Consumers are looking for dairy alternatives which taste the same as their traditional counterpart and we’re seeing a rise trend towards alternatives due to climate concerns. However, all is not lost for traditional dairy. There is substantial market of consumers looking to purchase milk and dairy products that taste good and are sustainable – if precision fermented dairy makes its way onto retail shelves, the future may not be oat or soy, but dairy products made from cow DNA.

How can this be more sustainable? Simple – because precision fermentation doesn’t rely on hundreds of cows; therefore, not only are methane emissions lowered, but so is animal feed and land use. In the most basic sense, scientists will be able to make bioidentical dairy products like cheese and milk in a bioreactor.   

The future consumer

In an exciting talk led by Rachel Konrad, Chief Brand Officer at The Production Board, with speakers from Green Chef, Uber Eats and Mars Inc., food trends, consumer buying behaviours and generational eating habits were discussed.

According to the panellists, there are two post-pandemic trends running concurrently; many people are keen to explore new food with the convenience of take-away outlets, and are also enjoying cooking at home for their families.
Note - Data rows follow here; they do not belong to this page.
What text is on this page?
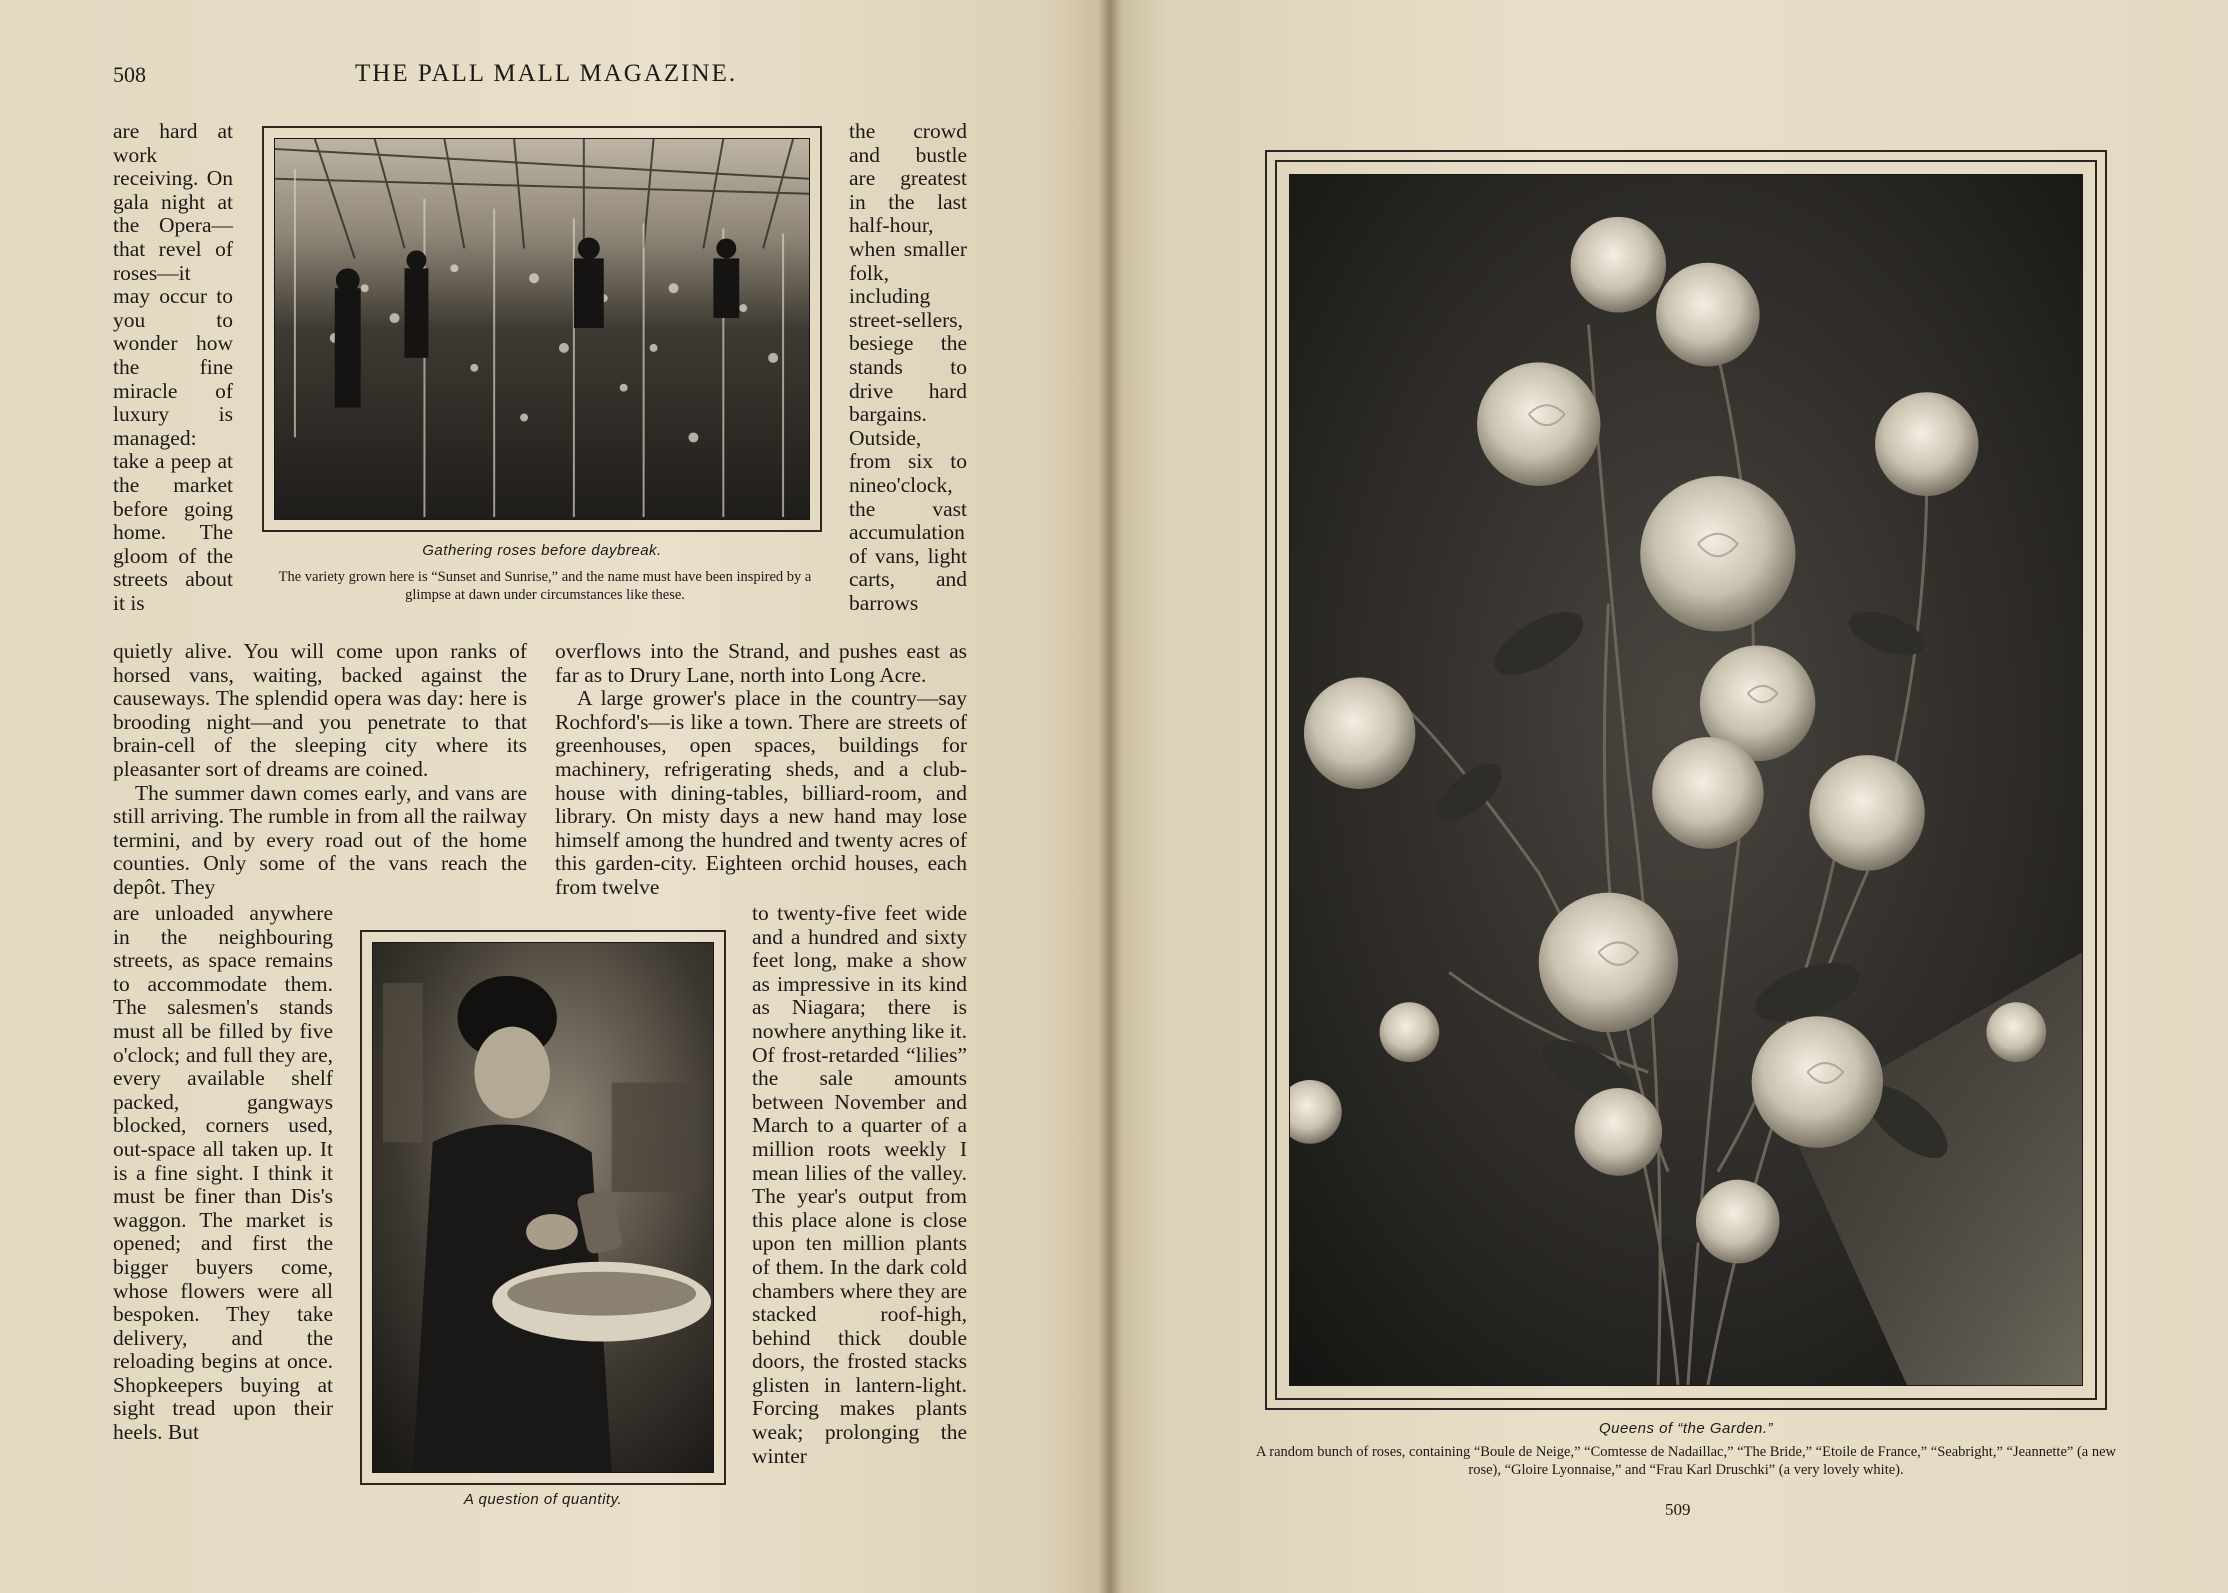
508	THE PALL MALL MAGAZINE.

are hard at work receiving. On gala night at the Opera—that revel of roses—it may occur to you to wonder how the fine miracle of luxury is managed: take a peep at the market before going home. The gloom of the streets about it is

Gathering roses before daybreak.
The variety grown here is “Sunset and Sunrise,” and the name must have been inspired by a glimpse at dawn under circumstances like these.

the crowd and bustle are greatest in the last half-hour, when smaller folk, including street-sellers, besiege the stands to drive hard bargains. Outside, from six to nineo'clock, the vast accumulation of vans, light carts, and barrows

quietly alive. You will come upon ranks of horsed vans, waiting, backed against the causeways. The splendid opera was day: here is brooding night—and you penetrate to that brain-cell of the sleeping city where its pleasanter sort of dreams are coined.

The summer dawn comes early, and vans are still arriving. The rumble in from all the railway termini, and by every road out of the home counties. Only some of the vans reach the depôt. They

overflows into the Strand, and pushes east as far as to Drury Lane, north into Long Acre.

A large grower's place in the country—say Rochford's—is like a town. There are streets of greenhouses, open spaces, buildings for machinery, refrigerating sheds, and a club-house with dining-tables, billiard-room, and library. On misty days a new hand may lose himself among the hundred and twenty acres of this garden-city. Eighteen orchid houses, each from twelve

are unloaded anywhere in the neighbouring streets, as space remains to accommodate them. The salesmen's stands must all be filled by five o'clock; and full they are, every available shelf packed, gangways blocked, corners used, out-space all taken up. It is a fine sight. I think it must be finer than Dis's waggon. The market is opened; and first the bigger buyers come, whose flowers were all bespoken. They take delivery, and the reloading begins at once. Shopkeepers buying at sight tread upon their heels. But

A question of quantity.

to twenty-five feet wide and a hundred and sixty feet long, make a show as impressive in its kind as Niagara; there is nowhere anything like it. Of frost-retarded “lilies” the sale amounts between November and March to a quarter of a million roots weekly I mean lilies of the valley. The year's output from this place alone is close upon ten million plants of them. In the dark cold chambers where they are stacked roof-high, behind thick double doors, the frosted stacks glisten in lantern-light. Forcing makes plants weak; prolonging the winter

Queens of “the Garden.”
A random bunch of roses, containing “Boule de Neige,” “Comtesse de Nadaillac,” “The Bride,” “Etoile de France,” “Seabright,” “Jeannette” (a new rose), “Gloire Lyonnaise,” and “Frau Karl Druschki” (a very lovely white).
509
Moreover, consumers are asking companies for full transparency when purchasing food products, with many asking questions that companies have never had to consider before, such as, ‘what are the environmental impacts of product production?’ This has resulted in a global drive to rethink product sourcing, emissions, meat usage and packaging.

A key driver for purchasing food products has always been taste but the need for products to also be sustainable is now clear.

With consumers, expecting their food to be both delicious and environmentally friendly, now is not a good time for companies to put their foot on the break. Now is the time for innovation.